Le terme Eoliane erano ben note già ai greci ed ai romani e ciò è testimoniato dalle numerose strutture di queste epoche che gli scavi archeologici hanno messo in luce, già nell’anno 50 a.C, nel parla lo storico Diodoro Siculo.

Delle acque termali di Lipari parlano anche lo storico e geografo greco Strabone, nella sua “Geografia” ricorda fra le risorse dell’isola le sorgenti termali, e lo scrittore latino Plinio il Vecchio nella “Naturalis Historia”. L’erudito greco Ateneo, 2°- 3° d.C. nell’opera “Dipnosofisti” (sofisti a banchetto) menziona le sorgenti calde di Lipari fra le più note del suo tempo.

La struttura ottocentesca fu progettata e realizzata tra il 1865 ed il 1870. All’epoca del suo completamento essa era considerato un’opera pregevole per l’assistenza medica prestata ai degenti (antroterapia, fangoterapia, idropinoterapia, controllo di medici specialisti) per i servizi offerti, ma soprattutto per l’efficacia terapeutica delle acque che erano classificate come ipertermali e con caratteristiche salso-solfato-bicarbonato-alcaline.

L’impianto ha cessato la propria attività nel corso del 1975 a fine stagione termale.
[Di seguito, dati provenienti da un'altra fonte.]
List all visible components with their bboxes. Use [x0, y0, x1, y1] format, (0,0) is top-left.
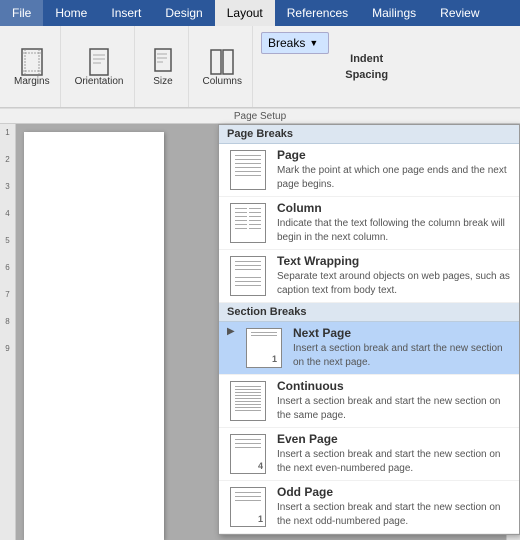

Non riaprirà più. I lavori di ristrutturazione durati oltre un ventennio, le scoperte archeologiche nell’area, le varie ipotesi di ristrutturazione di volta in volta proposte dalle decine di amministrazioni che si susseguono nel governo del Comune di Lipari condannano l’impianto all’oblio.

Scrive il prof. Bernabò Brea: “…La tholos di San Calogero (…) è probabile che sia il più antico edificio termale fino ad oggi conosciuto nel mondo mediterraneo, anche se l’utilizzazione a scopo curativo delle risorse termali naturali è forse vecchia come la stessa umanità. (…)”.

Possiamo ipotizzare che l’impianto sia stato costruito al tempo del leggendario Re Eolo.

Per approfondimenti vedi: Giuseppe La Greca, Le Terme di San Calogero, Gianni Iacolino Editore, 2005.